All I Want for the Fiscal Year End Holiday is an Optimized Security Group

In one of our recent posts, Rob Sobers talked a bit about the Varonis recommendations engine and how it compares with’s similar technology. I’m currently in the throes of last minute holiday shopping, and one of the things I find myself grateful for is Amazon’s recommendations engine. By analyzing the behavior of its busy shoppers, Amazon can point me towards items that might be of interest based on what I’ve been looking at. If I’m checking out some kitchen gadgets, Amazon will start to populate its pages with other things I might be interested in, like relevant cookbooks. The site is analyzing the activity of millions of users and then making actionable recommendations for me based on all of that behavior.  It’s not just browsing behavior, either. Amazon is able to use information from purchases over time, user wishlists and other relevant metadata to come up with these recommendations.
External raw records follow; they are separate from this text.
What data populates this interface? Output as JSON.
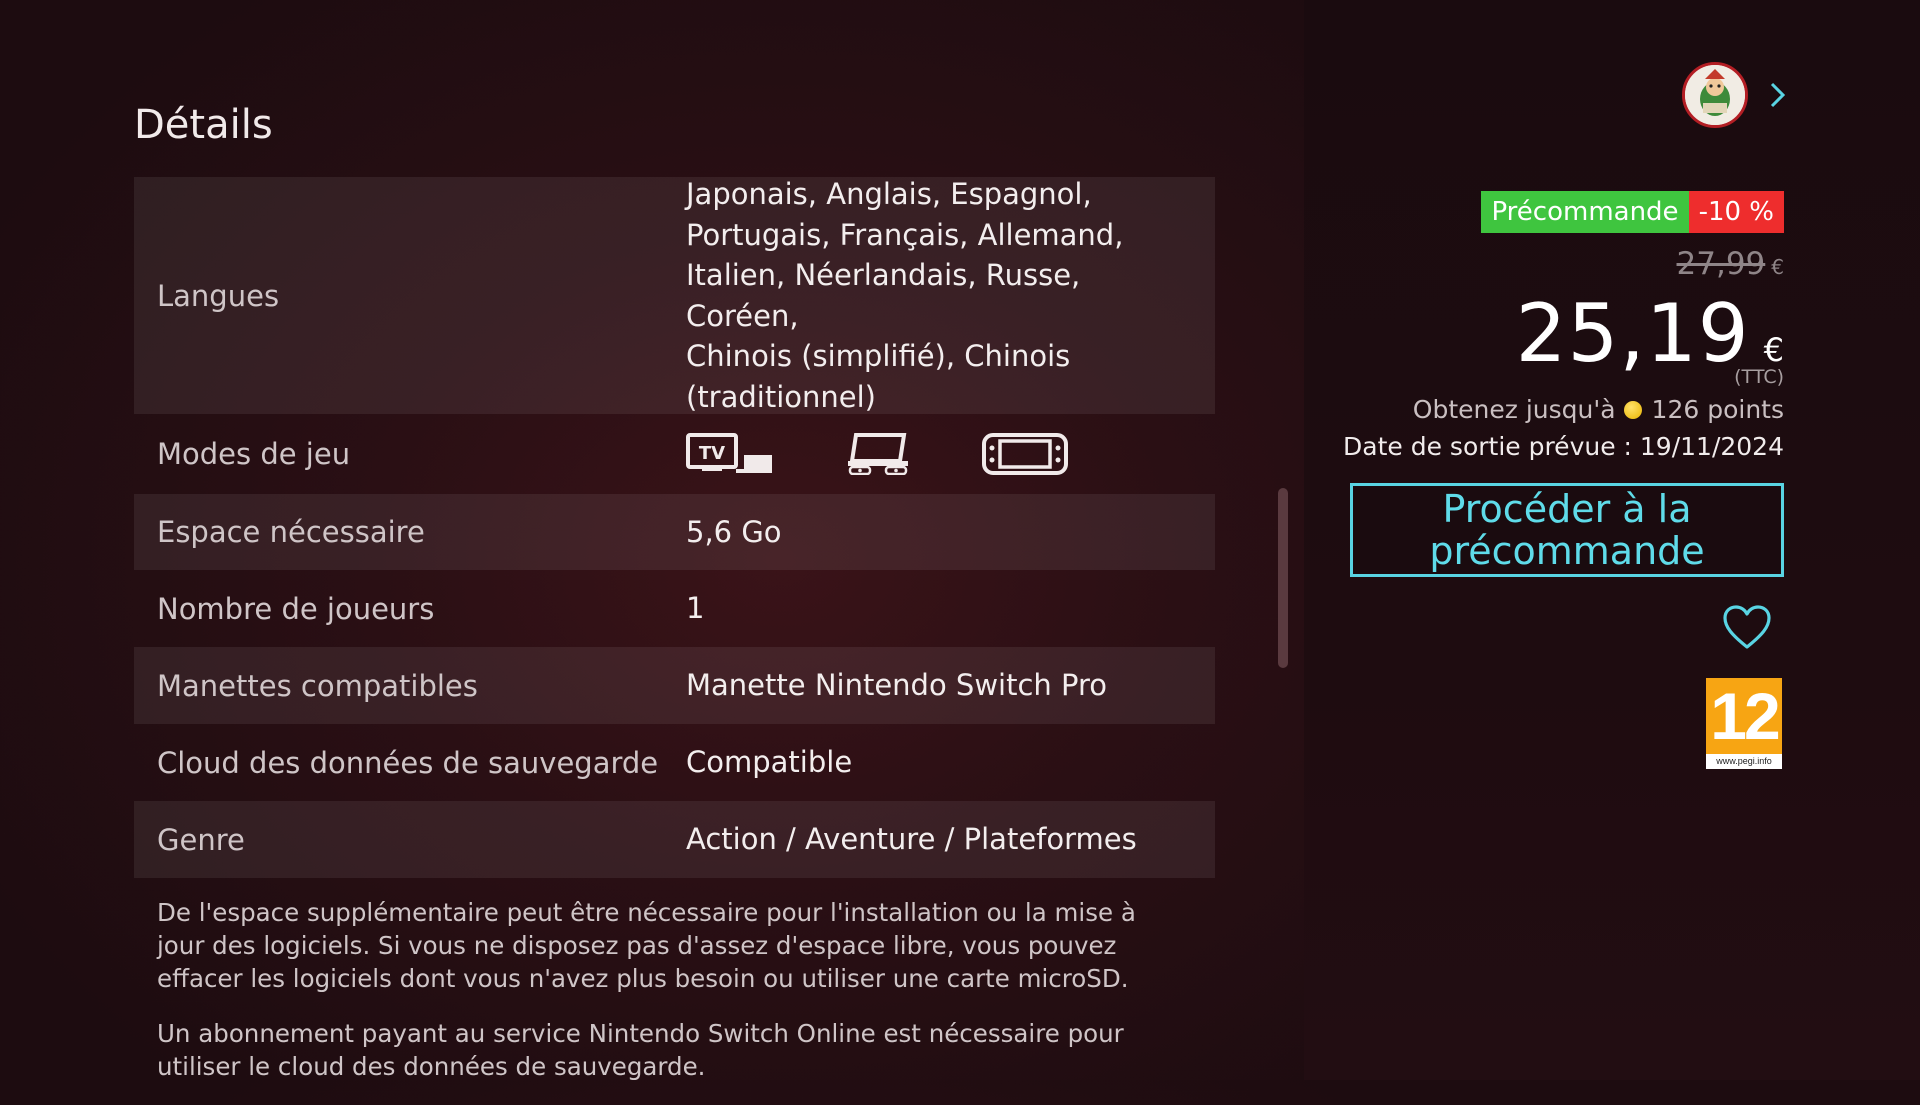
{
  "header": {
    "clipped_top_text": "",
    "section_title": "Détails"
  },
  "details": {
    "languages": {
      "label": "Langues",
      "value_lines": [
        "Japonais, Anglais, Espagnol,",
        "Portugais, Français, Allemand,",
        "Italien, Néerlandais, Russe, Coréen,",
        "Chinois (simplifié), Chinois",
        "(traditionnel)"
      ]
    },
    "play_modes": {
      "label": "Modes de jeu",
      "icons": [
        "tv-mode-icon",
        "tabletop-mode-icon",
        "handheld-mode-icon"
      ]
    },
    "storage": {
      "label": "Espace nécessaire",
      "value": "5,6 Go"
    },
    "players": {
      "label": "Nombre de joueurs",
      "value": "1"
    },
    "controllers": {
      "label": "Manettes compatibles",
      "value": "Manette Nintendo Switch Pro"
    },
    "cloud_save": {
      "label": "Cloud des données de sauvegarde",
      "value": "Compatible"
    },
    "genre": {
      "label": "Genre",
      "value": "Action / Aventure / Plateformes"
    }
  },
  "notes": [
    "De l'espace supplémentaire peut être nécessaire pour l'installation ou la mise à jour des logiciels. Si vous ne disposez pas d'assez d'espace libre, vous pouvez effacer les logiciels dont vous n'avez plus besoin ou utiliser une carte microSD.",
    "Un abonnement payant au service Nintendo Switch Online est nécessaire pour utiliser le cloud des données de sauvegarde."
  ],
  "purchase": {
    "badge_preorder": "Précommande",
    "badge_discount": "-10 %",
    "old_price": "27,99",
    "old_currency": "€",
    "price": "25,19",
    "currency": "€",
    "ttc": "(TTC)",
    "points_prefix": "Obtenez jusqu'à",
    "points_value": "126 points",
    "release": "Date de sortie prévue : 19/11/2024",
    "cta_label": "Procéder à la précommande",
    "rating": {
      "number": "12",
      "url": "www.pegi.info"
    }
  },
  "colors": {
    "accent_cyan": "#59d4e3",
    "preorder_green": "#3fc53f",
    "discount_red": "#ee2d2d",
    "pegi_orange": "#f7a513"
  }
}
In an age of virtually unlimited choice, we can easily find ourselves trying to weigh the pros and cons from long lists of items that begin to blur together, making what would normally be a pleasant experience seem overwhelming.  Amazon makes my shopping easier, helping narrow down the choices I have and helping me figure out where I should best spend my energy.

Whether the behavioral analysis is being done on shopping sites, search engines or within your data center, leveraging metadata through automation is a crucial technique for getting better, more actionable information. Varonis helps IT administrators and data owners by providing recommendations on where users have access they likely no longer need. Varonis looks at permissions, user and group relations and access activity on multiple platforms over time in order to produce this analysis.

Big data analytics like this is changing how we make these kinds of decisions by giving us information that was impossible before automation. If you’re considering trying to clean up Active Directory membership next year, think how easy it would be if you had an accurate recommendations engine to get you started.